- Kategori
- Siyaset
Babalar ve oğullar
Fatih Erbakan'ın kurultay sonrası açıklamalarını okuyunca yakın siyasi tarihimizde nasıl şanslı bir dönem geçirmiş olduğumuzu anladım.
Bülent Ecevit ve Süleyman Demirel'in çocuk sahibi olmamaları kendileri açısından belki de bir şanssızlıkken ulusumuz açısından şans olmuş. Bu sayede uzun süre siyaset babadan oğula geçmemişti. Şimdi görüyoruz ki hem Necmettin Erbakan hem de Tayyip Erdoğan tutmayan bu geleneği başlatmak niyetindedirler.
Yakın tarihimizde İsmet İnönü-Erdal İnönü, Adnan Menderes-Aydın Menderes, Turgut Özal-Ahmet Özal formülleri tutmamıştır. Bunun sebebi çocukların babalarının ölümünden sonra, biraz da siyaset baronlarının zorlamasıyla sürece dahil olmalarıdır. İcazet siyaseti olmadığı için de tutmamıştır.

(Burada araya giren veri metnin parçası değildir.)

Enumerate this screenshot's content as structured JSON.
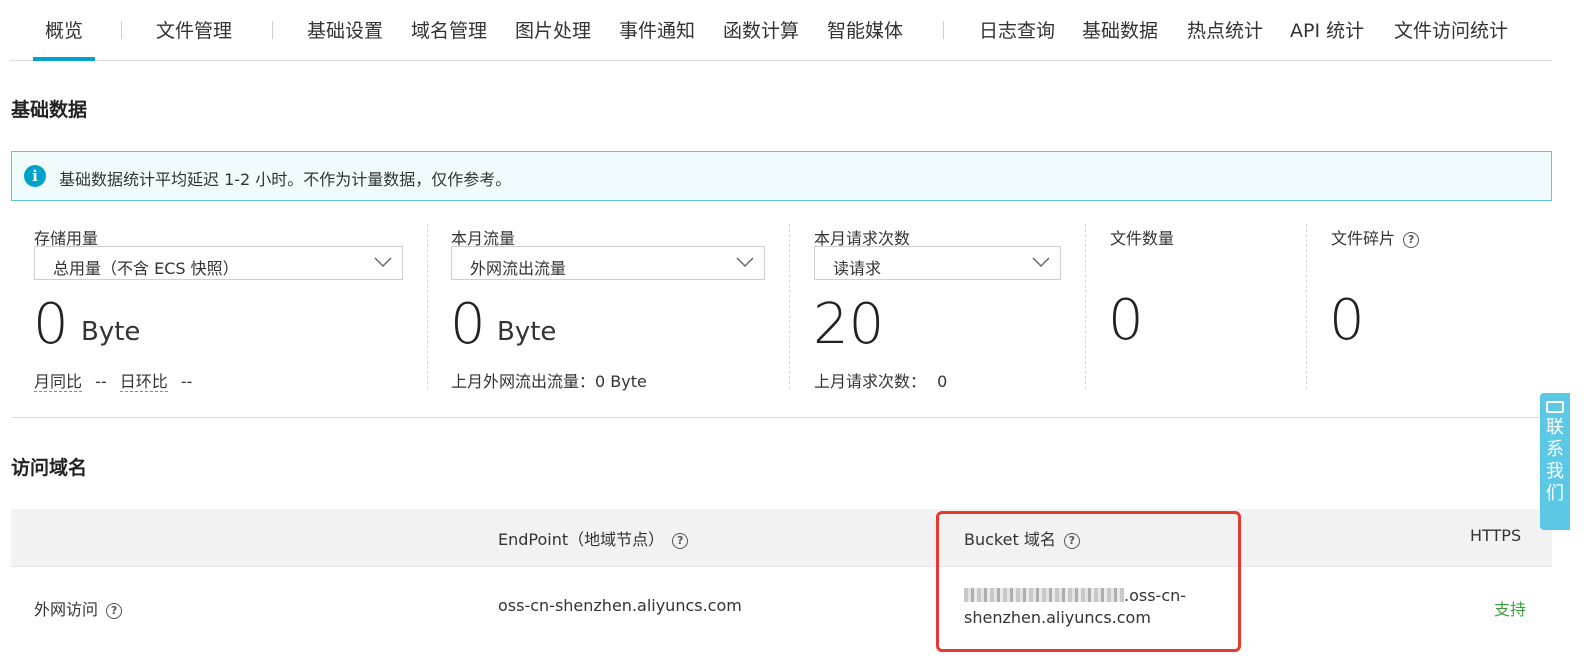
{
  "tabs": [
    {
      "label": "概览",
      "active": true
    },
    {
      "label": "文件管理"
    },
    {
      "label": "基础设置"
    },
    {
      "label": "域名管理"
    },
    {
      "label": "图片处理"
    },
    {
      "label": "事件通知"
    },
    {
      "label": "函数计算"
    },
    {
      "label": "智能媒体"
    },
    {
      "label": "日志查询"
    },
    {
      "label": "基础数据"
    },
    {
      "label": "热点统计"
    },
    {
      "label": "API 统计"
    },
    {
      "label": "文件访问统计"
    }
  ],
  "basic_data": {
    "title": "基础数据",
    "notice": "基础数据统计平均延迟 1-2 小时。不作为计量数据，仅作参考。",
    "storage": {
      "label": "存储用量",
      "select": "总用量（不含 ECS 快照）",
      "value": "0",
      "unit": "Byte",
      "mom_label": "月同比",
      "mom_value": "--",
      "dod_label": "日环比",
      "dod_value": "--"
    },
    "traffic": {
      "label": "本月流量",
      "select": "外网流出流量",
      "value": "0",
      "unit": "Byte",
      "last_month": "上月外网流出流量：0 Byte"
    },
    "requests": {
      "label": "本月请求次数",
      "select": "读请求",
      "value": "20",
      "last_month_label": "上月请求次数：",
      "last_month_value": "0"
    },
    "files": {
      "label": "文件数量",
      "value": "0"
    },
    "fragments": {
      "label": "文件碎片",
      "value": "0"
    }
  },
  "access_domain": {
    "title": "访问域名",
    "headers": {
      "endpoint": "EndPoint（地域节点）",
      "bucket": "Bucket 域名",
      "https": "HTTPS"
    },
    "rows": [
      {
        "name": "外网访问",
        "endpoint": "oss-cn-shenzhen.aliyuncs.com",
        "bucket_line1_suffix": ".oss-cn-",
        "bucket_line2": "shenzhen.aliyuncs.com",
        "https": "支持"
      }
    ]
  },
  "contact": {
    "chars": [
      "联",
      "系",
      "我",
      "们"
    ]
  },
  "colors": {
    "accent": "#00a2ca",
    "highlight_border": "#e53a2f",
    "support_text": "#3e9e3e"
  }
}
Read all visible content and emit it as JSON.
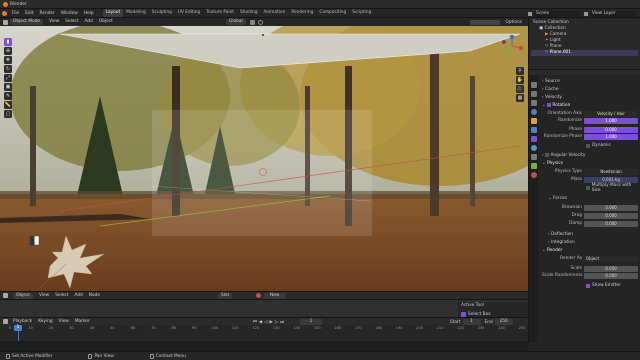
{
  "topbar": {
    "app_title": "Blender",
    "menus": [
      "File",
      "Edit",
      "Render",
      "Window",
      "Help"
    ],
    "workspaces": [
      "Layout",
      "Modeling",
      "Sculpting",
      "UV Editing",
      "Texture Paint",
      "Shading",
      "Animation",
      "Rendering",
      "Compositing",
      "Scripting"
    ],
    "active_workspace": "Layout",
    "scene": "Scene",
    "view_layer": "View Layer"
  },
  "viewport": {
    "mode": "Object Mode",
    "menus": [
      "View",
      "Select",
      "Add",
      "Object"
    ],
    "transform": "Global",
    "options": "Options"
  },
  "outliner": {
    "title": "Scene Collection",
    "items": [
      "Collection",
      "Camera",
      "Light",
      "Plane",
      "Plane.001"
    ]
  },
  "properties": {
    "sections": {
      "source": "Source",
      "cache": "Cache",
      "velocity": "Velocity",
      "rotation": "Rotation",
      "angular_velocity": "Angular Velocity",
      "physics": "Physics",
      "forces": "Forces",
      "deflection": "Deflection",
      "integration": "Integration",
      "render": "Render"
    },
    "orientation_axis_label": "Orientation Axis",
    "orientation_axis_value": "Velocity / Hair",
    "randomize_label": "Randomize",
    "randomize_value": "1.000",
    "phase_label": "Phase",
    "phase_value": "0.000",
    "randomize_phase_label": "Randomize Phase",
    "randomize_phase_value": "1.000",
    "dynamic_label": "Dynamic",
    "physics_type_label": "Physics Type",
    "physics_type_value": "Newtonian",
    "mass_label": "Mass",
    "mass_value": "0.001 kg",
    "multiply_mass_label": "Multiply Mass with Size",
    "brownian_label": "Brownian",
    "brownian_value": "0.000",
    "drag_label": "Drag",
    "drag_value": "0.000",
    "damp_label": "Damp",
    "damp_value": "0.000",
    "render_as_label": "Render As",
    "render_as_value": "Object",
    "scale_label": "Scale",
    "scale_value": "0.050",
    "scale_randomness_label": "Scale Randomness",
    "scale_randomness_value": "0.000",
    "show_emitter_label": "Show Emitter"
  },
  "node_editor": {
    "type": "Object",
    "menus": [
      "View",
      "Select",
      "Add",
      "Node"
    ],
    "slot": "Slot",
    "new_label": "New"
  },
  "active_tool": {
    "title": "Active Tool",
    "tool": "Select Box"
  },
  "timeline": {
    "menus": [
      "Playback",
      "Keying",
      "View",
      "Marker"
    ],
    "ticks": [
      "0",
      "10",
      "20",
      "30",
      "40",
      "50",
      "60",
      "70",
      "80",
      "90",
      "100",
      "110",
      "120",
      "130",
      "140",
      "150",
      "160",
      "170",
      "180",
      "190",
      "200",
      "210",
      "220",
      "230",
      "240",
      "250"
    ],
    "current_frame": "1",
    "start_label": "Start",
    "start_value": "1",
    "end_label": "End",
    "end_value": "250"
  },
  "status": {
    "items": [
      "Set Active Modifier",
      "Pan View",
      "Context Menu"
    ]
  },
  "colors": {
    "accent": "#7c4fd8",
    "header": "#2b2b2b",
    "panel": "#242424",
    "timeline_playhead": "#4a7fd8"
  }
}
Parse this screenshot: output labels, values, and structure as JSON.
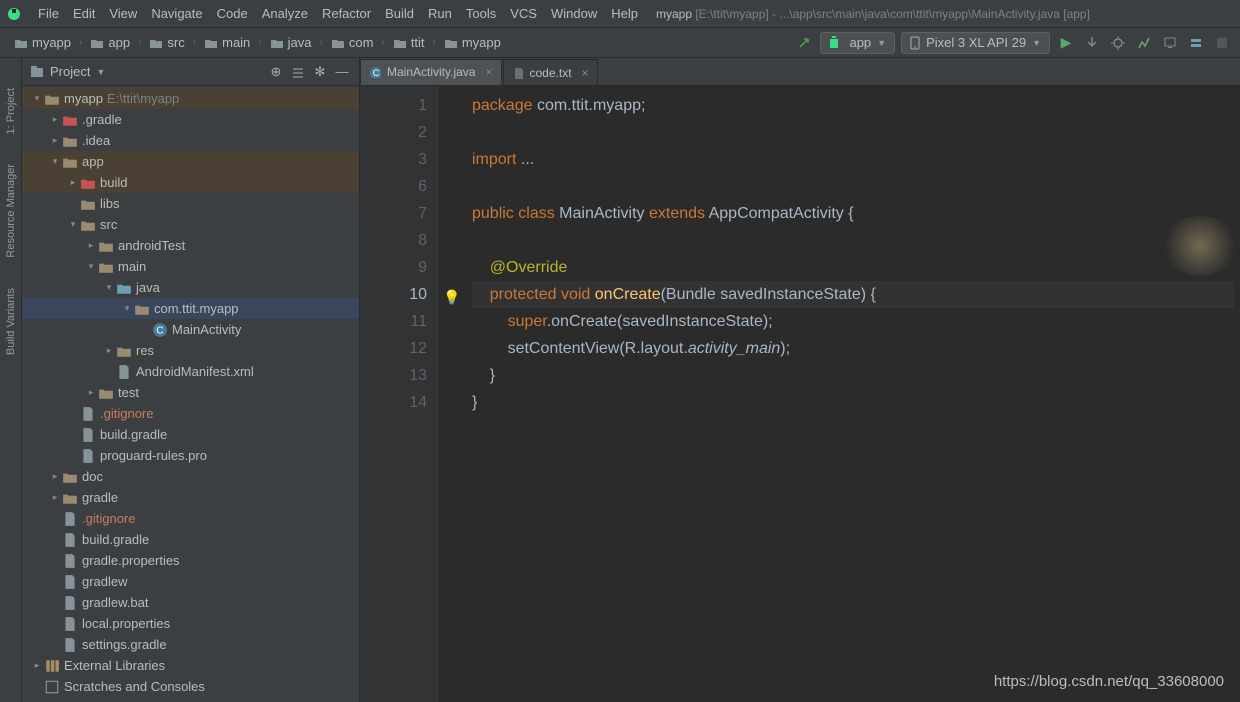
{
  "menubar": {
    "items": [
      "File",
      "Edit",
      "View",
      "Navigate",
      "Code",
      "Analyze",
      "Refactor",
      "Build",
      "Run",
      "Tools",
      "VCS",
      "Window",
      "Help"
    ],
    "title_app": "myapp",
    "title_path": "[E:\\ttit\\myapp] - ...\\app\\src\\main\\java\\com\\ttit\\myapp\\MainActivity.java [app]"
  },
  "breadcrumbs": [
    {
      "label": "myapp",
      "icon": "folder"
    },
    {
      "label": "app",
      "icon": "folder"
    },
    {
      "label": "src",
      "icon": "folder"
    },
    {
      "label": "main",
      "icon": "folder"
    },
    {
      "label": "java",
      "icon": "folder"
    },
    {
      "label": "com",
      "icon": "folder"
    },
    {
      "label": "ttit",
      "icon": "folder"
    },
    {
      "label": "myapp",
      "icon": "folder"
    }
  ],
  "toolbar": {
    "run_config": "app",
    "device": "Pixel 3 XL API 29"
  },
  "left_tabs": [
    "1: Project",
    "Resource Manager",
    "Build Variants"
  ],
  "project_pane": {
    "title": "Project"
  },
  "tree": [
    {
      "d": 0,
      "tw": "v",
      "icon": "folder-tan",
      "label": "myapp",
      "extra": "E:\\ttit\\myapp",
      "hl": true
    },
    {
      "d": 1,
      "tw": ">",
      "icon": "folder-red",
      "label": ".gradle"
    },
    {
      "d": 1,
      "tw": ">",
      "icon": "folder-tan",
      "label": ".idea"
    },
    {
      "d": 1,
      "tw": "v",
      "icon": "folder-tan",
      "label": "app",
      "hl": true
    },
    {
      "d": 2,
      "tw": ">",
      "icon": "folder-red",
      "label": "build",
      "hl": true
    },
    {
      "d": 2,
      "tw": "",
      "icon": "folder-tan",
      "label": "libs"
    },
    {
      "d": 2,
      "tw": "v",
      "icon": "folder-tan",
      "label": "src"
    },
    {
      "d": 3,
      "tw": ">",
      "icon": "folder-tan",
      "label": "androidTest"
    },
    {
      "d": 3,
      "tw": "v",
      "icon": "folder-tan",
      "label": "main"
    },
    {
      "d": 4,
      "tw": "v",
      "icon": "folder-blue",
      "label": "java"
    },
    {
      "d": 5,
      "tw": "v",
      "icon": "folder-tan",
      "label": "com.ttit.myapp",
      "selected": true
    },
    {
      "d": 6,
      "tw": "",
      "icon": "class",
      "label": "MainActivity"
    },
    {
      "d": 4,
      "tw": ">",
      "icon": "folder-tan",
      "label": "res"
    },
    {
      "d": 4,
      "tw": "",
      "icon": "file",
      "label": "AndroidManifest.xml"
    },
    {
      "d": 3,
      "tw": ">",
      "icon": "folder-tan",
      "label": "test"
    },
    {
      "d": 2,
      "tw": "",
      "icon": "file",
      "label": ".gitignore",
      "git": true
    },
    {
      "d": 2,
      "tw": "",
      "icon": "file",
      "label": "build.gradle"
    },
    {
      "d": 2,
      "tw": "",
      "icon": "file",
      "label": "proguard-rules.pro"
    },
    {
      "d": 1,
      "tw": ">",
      "icon": "folder-tan",
      "label": "doc"
    },
    {
      "d": 1,
      "tw": ">",
      "icon": "folder-tan",
      "label": "gradle"
    },
    {
      "d": 1,
      "tw": "",
      "icon": "file",
      "label": ".gitignore",
      "git": true
    },
    {
      "d": 1,
      "tw": "",
      "icon": "file",
      "label": "build.gradle"
    },
    {
      "d": 1,
      "tw": "",
      "icon": "file",
      "label": "gradle.properties"
    },
    {
      "d": 1,
      "tw": "",
      "icon": "file",
      "label": "gradlew"
    },
    {
      "d": 1,
      "tw": "",
      "icon": "file",
      "label": "gradlew.bat"
    },
    {
      "d": 1,
      "tw": "",
      "icon": "file",
      "label": "local.properties"
    },
    {
      "d": 1,
      "tw": "",
      "icon": "file",
      "label": "settings.gradle"
    },
    {
      "d": 0,
      "tw": ">",
      "icon": "lib",
      "label": "External Libraries"
    },
    {
      "d": 0,
      "tw": "",
      "icon": "scratch",
      "label": "Scratches and Consoles"
    }
  ],
  "tabs": [
    {
      "label": "MainActivity.java",
      "icon": "class",
      "active": true
    },
    {
      "label": "code.txt",
      "icon": "txt",
      "active": false
    }
  ],
  "code": {
    "lines": [
      "1",
      "2",
      "3",
      "6",
      "7",
      "8",
      "9",
      "10",
      "11",
      "12",
      "13",
      "14"
    ]
  },
  "watermark": "https://blog.csdn.net/qq_33608000"
}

Oysa şimdi aktif her iki lider de güç ellerinde iken bunu çocukları için kullanmak niyetindedirler. Erbakan oğlunu parti yönetimine sokmaya çalışırken Erdoğan kızını partinin dış işleri ile ilgili göreve getirmiştir.
Neden olmasın. Onlar partilerini siyasal bir kurum olarak değil aile şirketi gibi görüyorlar. E bizim millet de lider sultasına alışkın, eh 3 çocuk bir işe yarasın bari değil mi?